In order to extract meaningful phrases from corpora (e. g. in an information retrieval context) intensive knowledge of the domain in question and the respective documents is generally needed. When moving to a new domain or language the underlying knowledge bases and models need to be adapted, which is often time-consuming and labor-intensive. This paper adresses the described challenge of phrase extraction from documents in different domains and languages and proposes an approach, which does not use comprehensive lexica and therefore can be easily transferred to new domains and languages. The effectiveness of the proposed approach is evaluated on user generated content and documents from the patent domain in English and German.


GikiCLEF: Crosscultural Issues in Multilingual Information Access
Diana Santos | Luís Miguel Cabral | Corina Forascu | Pamela Forner | Fredric Gey | Katrin Lamm | Thomas Mandl | Petya Osenova | Anselmo Peñas | Álvaro Rodrigo | Julia Schulz | Yvonne Skalban | Erik Tjong Kim Sang
Proceedings of the Seventh International Conference on Language Resources and Evaluation (LREC'10)

In this paper we describe GikiCLEF, the first evaluation contest that, to our knowledge, was specifically designed to expose and investigate cultural and linguistic issues involved in structured multimedia collections and searching, and which was organized under the scope of CLEF 2009. GikiCLEF evaluated systems that answered hard questions for both human and machine, in ten different Wikipedia collections, namely Bulgarian, Dutch, English, German, Italian, Norwegian (Bokmäl and Nynorsk), Portuguese, Romanian, and Spanish. After a short historical introduction, we present the task, together with its motivation, and discuss how the topics were chosen. Then we provide another description from the point of view of the participants. Before disclosing their results, we introduce the SIGA management system explaining the several tasks which were carried out behind the scenes. We quantify in turn the GIRA resource, offered to the community for training and further evaluating systems with the help of the 50 topics gathered and the solutions identified. We end the paper with a critical discussion of what was learned, advancing possible ways to reuse the data.

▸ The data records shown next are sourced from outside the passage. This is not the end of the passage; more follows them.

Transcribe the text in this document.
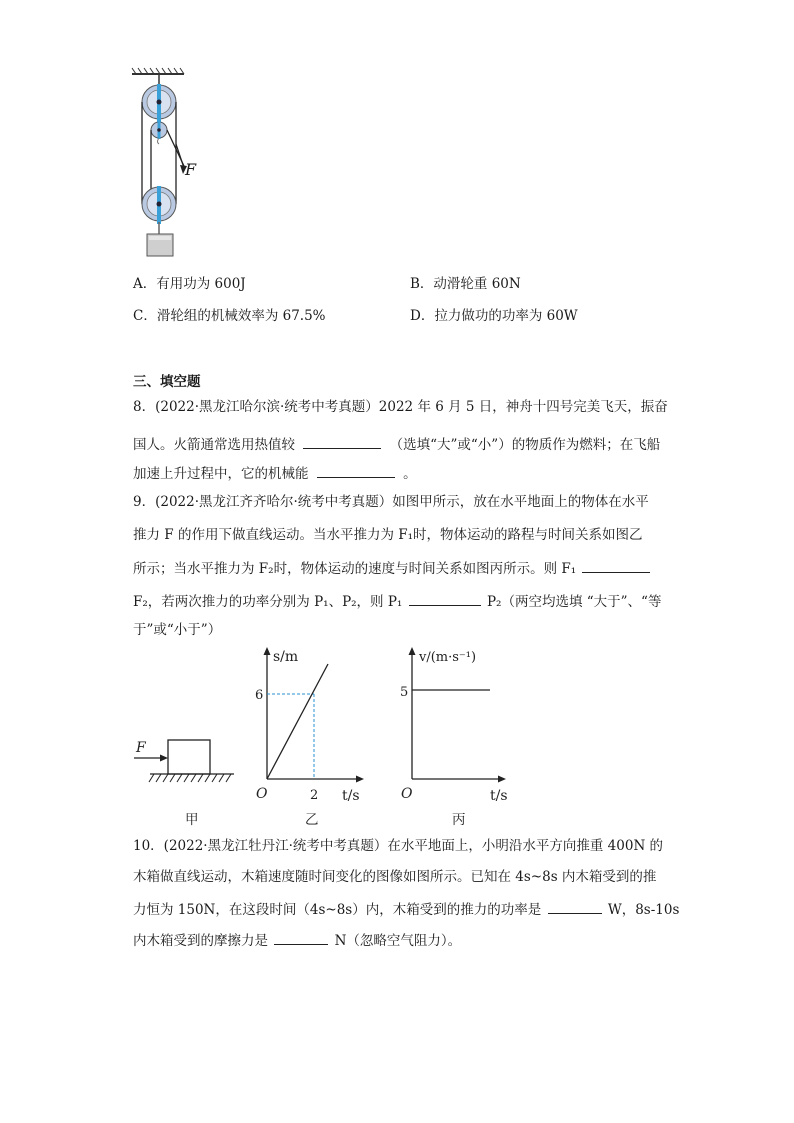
F
A．有用功为 600J	B．动滑轮重 60N
C．滑轮组的机械效率为 67.5%	D．拉力做功的功率为 60W
三、填空题
8．(2022·黑龙江哈尔滨·统考中考真题）2022 年 6 月 5 日，神舟十四号完美飞天，振奋
国人。火箭通常选用热值较	（选填“大”或“小”）的物质作为燃料；在飞船
加速上升过程中，它的机械能	。
9．(2022·黑龙江齐齐哈尔·统考中考真题）如图甲所示，放在水平地面上的物体在水平
推力 F 的作用下做直线运动。当水平推力为 F₁时，物体运动的路程与时间关系如图乙
所示；当水平推力为 F₂时，物体运动的速度与时间关系如图丙所示。则 F₁
F₂，若两次推力的功率分别为 P₁、P₂，则 P₁	P₂（两空均选填 “大于”、“等
于”或“小于”）
F
甲
s/m
6
O	2 t/s
乙
v/(m·s⁻¹)
5
O	t/s
丙
10．(2022·黑龙江牡丹江·统考中考真题）在水平地面上，小明沿水平方向推重 400N 的
木箱做直线运动，木箱速度随时间变化的图像如图所示。已知在 4s~8s 内木箱受到的推
力恒为 150N，在这段时间（4s~8s）内，木箱受到的推力的功率是	W，8s-10s
内木箱受到的摩擦力是	N（忽略空气阻力）。
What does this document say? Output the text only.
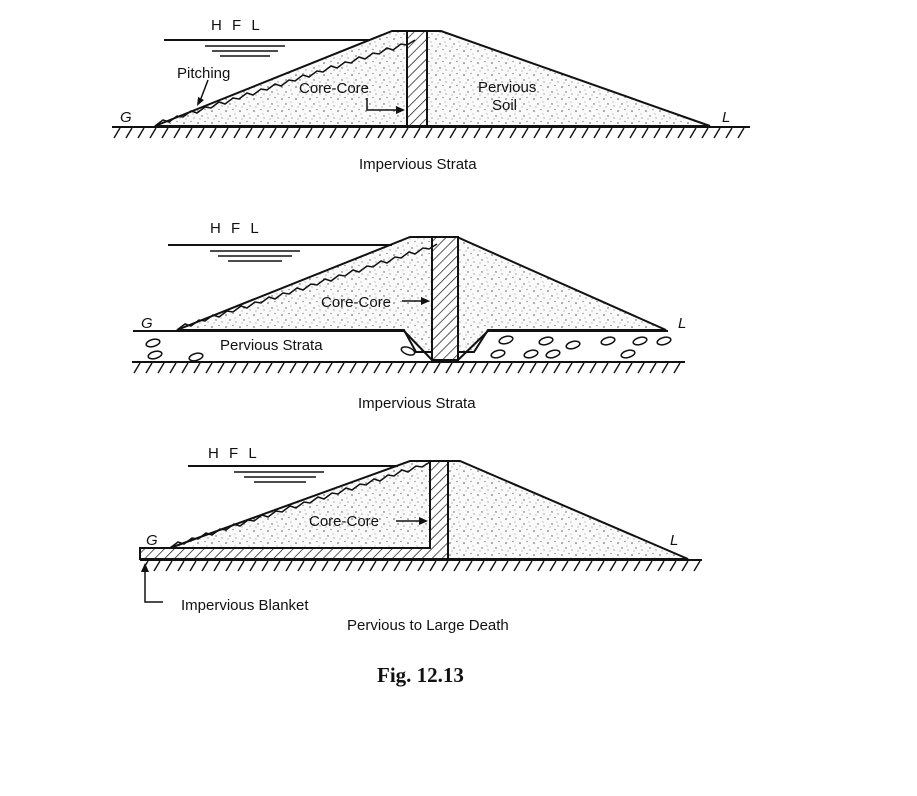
H F L
Pitching
Core-Core	Pervious
Soil
G	L
Impervious Strata
H F L
Core-Core
G	L
Pervious Strata
Impervious Strata
H F L
Core-Core
G	L
Impervious Blanket
Pervious to Large Death
Fig. 12.13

Multilingual Corpus Development for Opinion Mining
Julia Maria Schulz | Christa Womser-Hacker | Thomas Mandl
Proceedings of the Seventh International Conference on Language Resources and Evaluation (LREC'10)

Opinion Mining is a discipline that has attracted some attention lately. Most of the research in this field has been done for English or Asian languages, due to the lack of resources in other languages. In this paper we describe an approach of building a manually annotated multilingual corpus for the domain of product reviews, which can be used as a basis for fine-grained opinion analysis also considering direct and indirect opinion targets. For each sentence in a review, the mentioned product features with their respective opinion polarity and strength on a scale from 0 to 3 are labelled manually by two annotators. The languages represented in the corpus are English, German and Spanish and the corpus consists of about 500 product reviews per language. After a short introduction and a description of related work, we illustrate the annotation process, including a description of the annotation methodology and the developed tool for the annotation process. Then first results on the inter-annotator agreement for opinions and product features are presented. We conclude the paper with an outlook on future work.